Addio Tav, non servi più

Carri grandi dal Frejus, ma è un segreto

Di Alessandra Fava | 11 gennaio 2013
treno merciEcco il documento di Rete ferroviaria italiana, Rfi, che spiega che anche i carri merci più grandi, quelli alti più di 4 metri, passano già dal Frejus. Perciò ”la Torino-Lione non serve più”, come dice Tino Balduzzi militante No Tav. ”In sostanza – spiega – francesi e italiani hanno limato nell’ultimo anno il vecchio Frejus e da alcuni mesi passano anche i treni più alti. Quindi un’altra galleria non serve più”.
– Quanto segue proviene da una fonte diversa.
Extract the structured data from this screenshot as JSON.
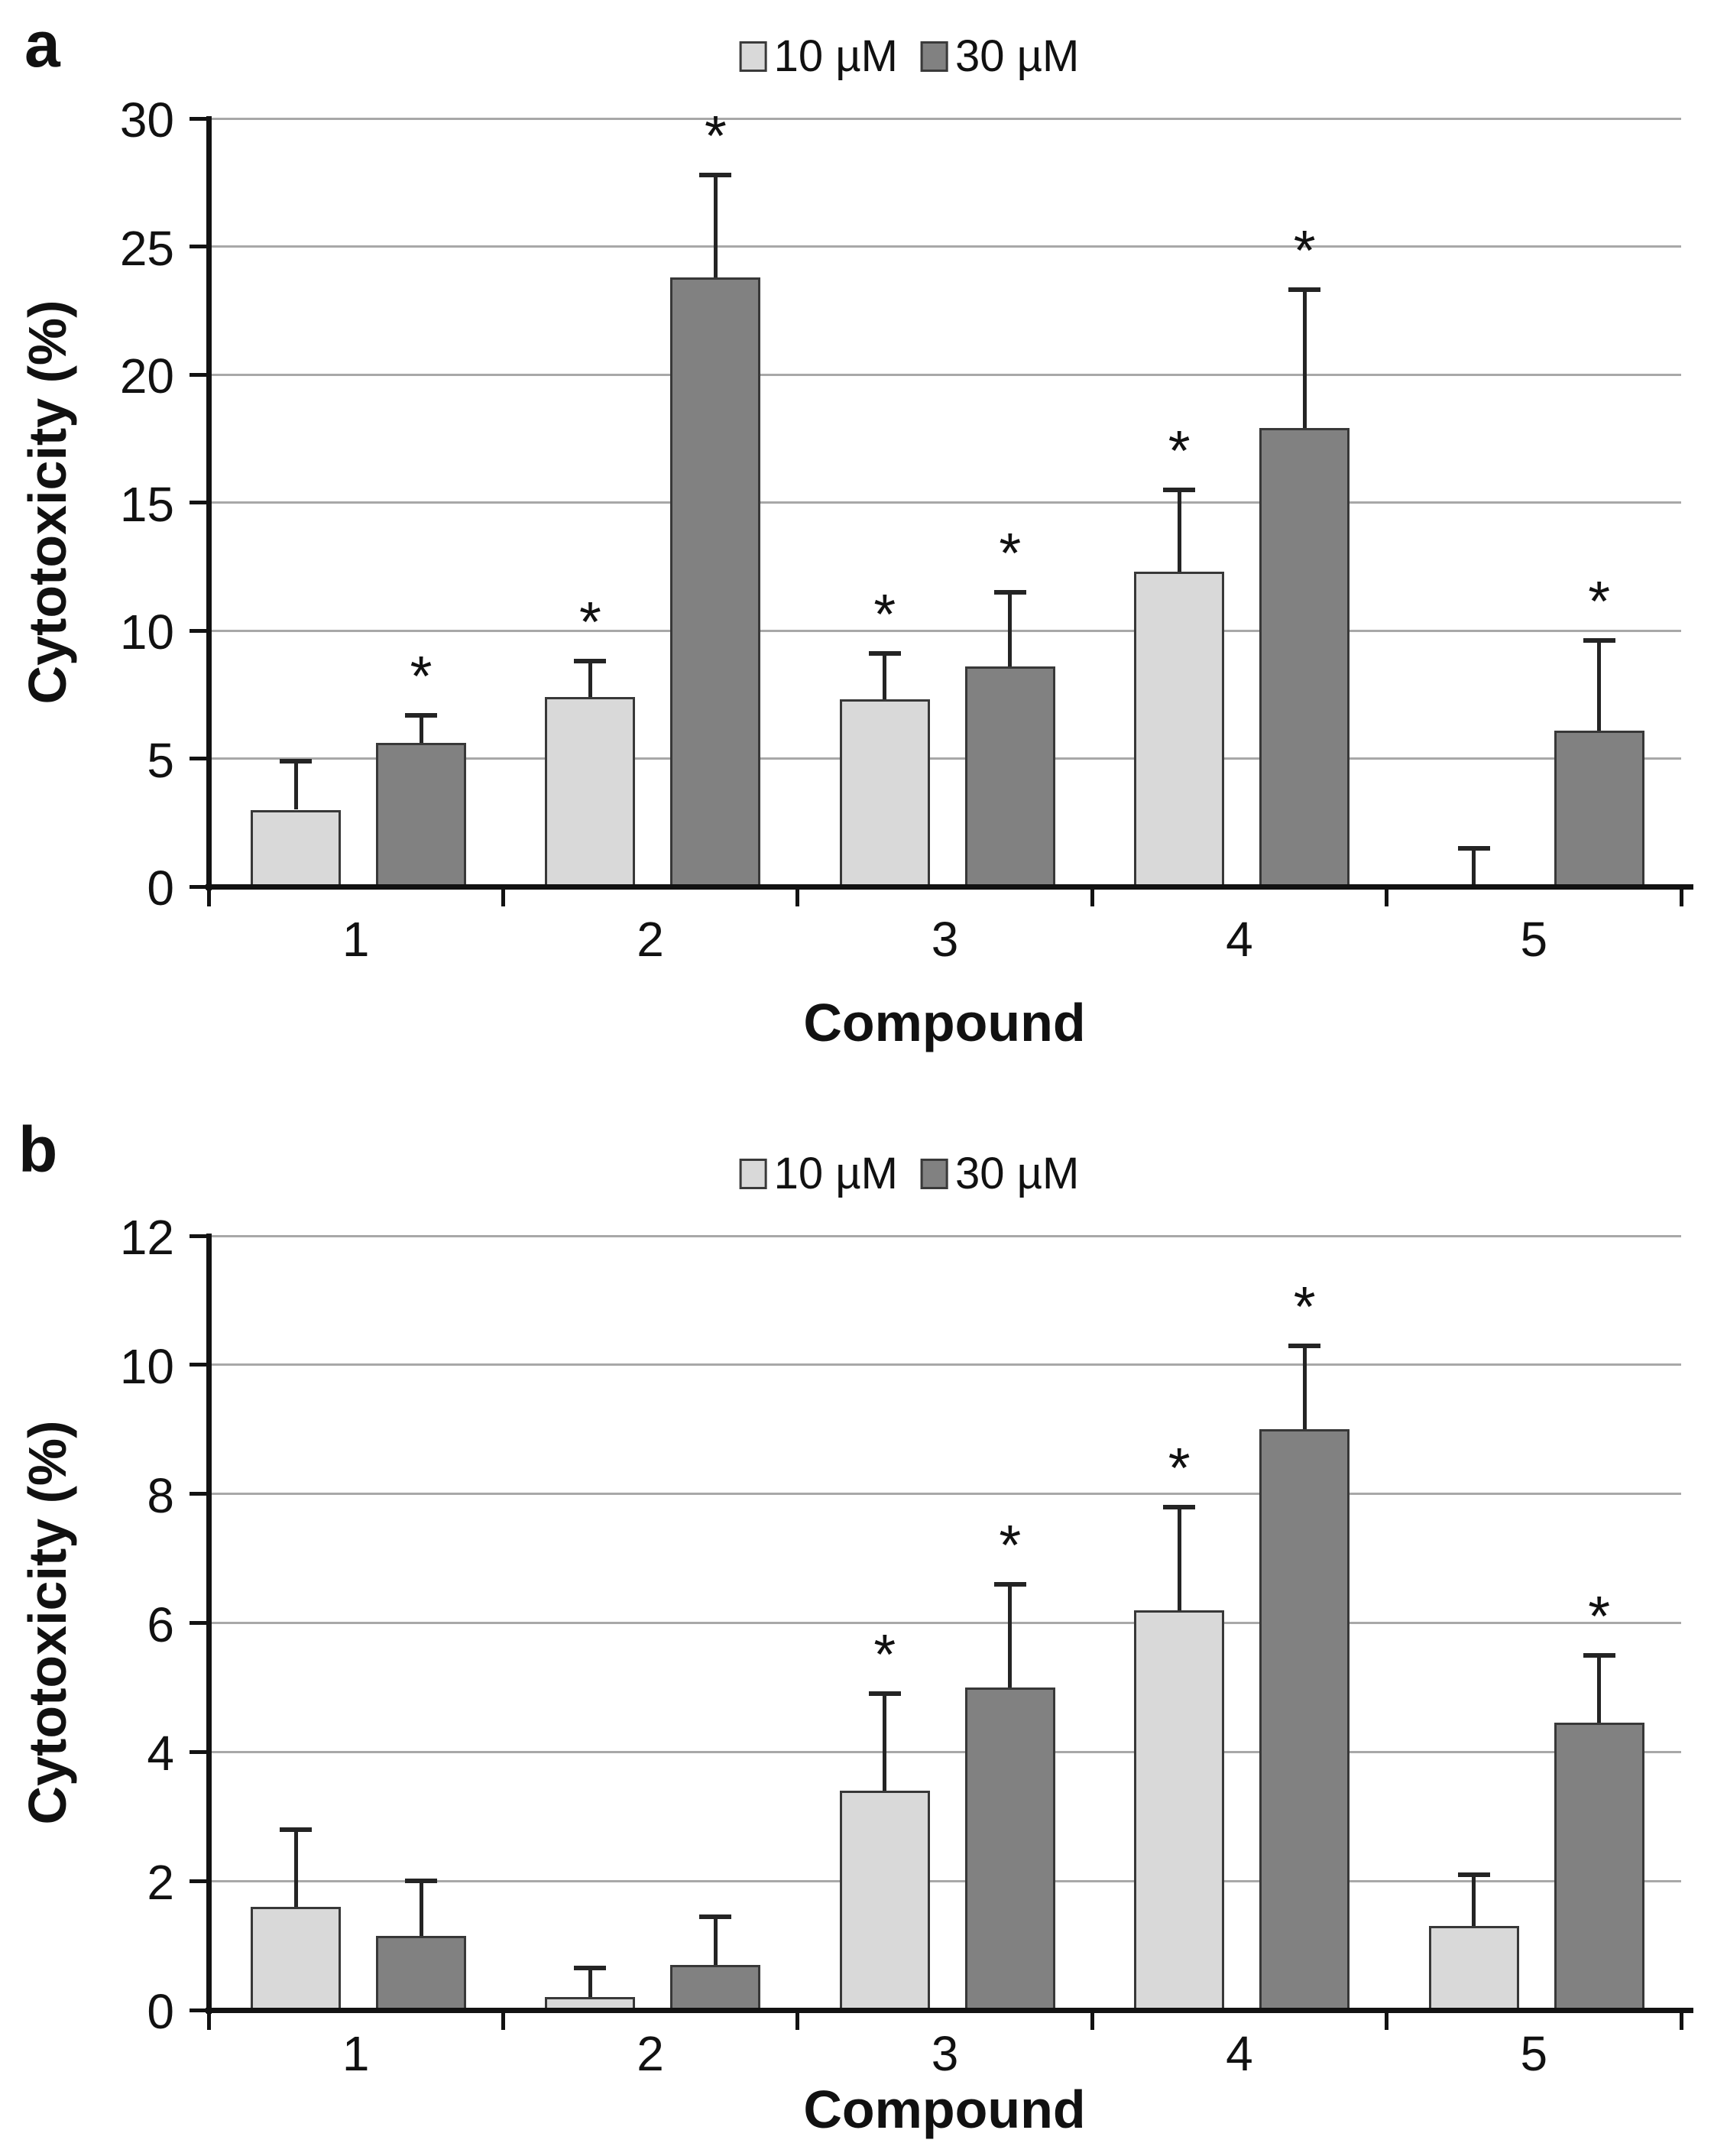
{
  "figure": {
    "significance_marker": "*",
    "colors": {
      "series_10uM_fill": "#d9d9d9",
      "series_30uM_fill": "#818181",
      "bar_border": "#383838",
      "gridline": "#a8a8a8",
      "axis": "#121212",
      "text": "#111111"
    }
  },
  "chart_data": [
    {
      "type": "bar",
      "panel_label": "a",
      "title": "",
      "categories": [
        "1",
        "2",
        "3",
        "4",
        "5"
      ],
      "series": [
        {
          "name": "10 µM",
          "color": "#d9d9d9",
          "values": [
            3.0,
            7.4,
            7.3,
            12.3,
            0.0
          ],
          "errors_plus": [
            1.9,
            1.4,
            1.8,
            3.2,
            1.5
          ],
          "significant": [
            false,
            true,
            true,
            true,
            false
          ]
        },
        {
          "name": "30 µM",
          "color": "#818181",
          "values": [
            5.6,
            23.8,
            8.6,
            17.9,
            6.1
          ],
          "errors_plus": [
            1.1,
            4.0,
            2.9,
            5.4,
            3.5
          ],
          "significant": [
            true,
            true,
            true,
            true,
            true
          ]
        }
      ],
      "xlabel": "Compound",
      "ylabel": "Cytotoxicity (%)",
      "ylim": [
        0,
        30
      ],
      "ytick_step": 5,
      "ytick_labels": [
        "0",
        "5",
        "10",
        "15",
        "20",
        "25",
        "30"
      ],
      "grid": true,
      "legend_position": "top-center",
      "significance_marker": "*",
      "error_bars": "plus-direction-with-cap"
    },
    {
      "type": "bar",
      "panel_label": "b",
      "title": "",
      "categories": [
        "1",
        "2",
        "3",
        "4",
        "5"
      ],
      "series": [
        {
          "name": "10 µM",
          "color": "#d9d9d9",
          "values": [
            1.6,
            0.2,
            3.4,
            6.2,
            1.3
          ],
          "errors_plus": [
            1.2,
            0.45,
            1.5,
            1.6,
            0.8
          ],
          "significant": [
            false,
            false,
            true,
            true,
            false
          ]
        },
        {
          "name": "30 µM",
          "color": "#818181",
          "values": [
            1.15,
            0.7,
            5.0,
            9.0,
            4.45
          ],
          "errors_plus": [
            0.85,
            0.75,
            1.6,
            1.3,
            1.05
          ],
          "significant": [
            false,
            false,
            true,
            true,
            true
          ]
        }
      ],
      "xlabel": "Compound",
      "ylabel": "Cytotoxicity (%)",
      "ylim": [
        0,
        12
      ],
      "ytick_step": 2,
      "ytick_labels": [
        "0",
        "2",
        "4",
        "6",
        "8",
        "10",
        "12"
      ],
      "grid": true,
      "legend_position": "top-center",
      "significance_marker": "*",
      "error_bars": "plus-direction-with-cap"
    }
  ]
}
Come fa a dirlo con tanta sicurezza?
“La certezza viene da un documento di Rfi scoperto durante una ricerca di dati sui carri Modalohr, (visibile su http://site.rfi.it/quadroriferimento/files/1462-29-5-12.pdf) e contenente disegno e misure della nuova sagoma della linea del Frejus registrata dal 29 maggio 2012. Esso testimonia che le limitazioni che impedivano di caricare su treno i camion standard, alti 4 metri, non ci sono più. In base a ciò la classificazione della linea riportata sulla carta UIRR del 2011 dovrebbe passare da C30/P341 a C58/P385, ovvero 44 centimetri in più per il trasporto di mezzi stradali. La notizia sui media è passata in sordina o non è passata affatto, ma ora l’AFA, la società che effettua il servizio di “autostrada viaggiante” tra Orbassano ed Aiton, fornisce un servizio simile a quello disponibile nei tratti Novara-Sempione-Loetschberg-Freiburg e Trento-Brennero-Regensburg, fino ad ora sbandierato dai si-tav come l’obiettivo da raggiungere. Il risultato è frutto anche di un progresso tecnologico: l’utilizzo dei recenti carri francesi Modalohr, che sfruttano meglio lo spazio in altezza guadagnando circa 16 centimetri rispetto ai carri utilizzati da svizzeri ed austriaci per effettuare lo stesso tipo di servizio. Un’ulteriore dimostrazione che investire in tecnologia paga, sicuramente di più che fare dei buchi nelle montagne.”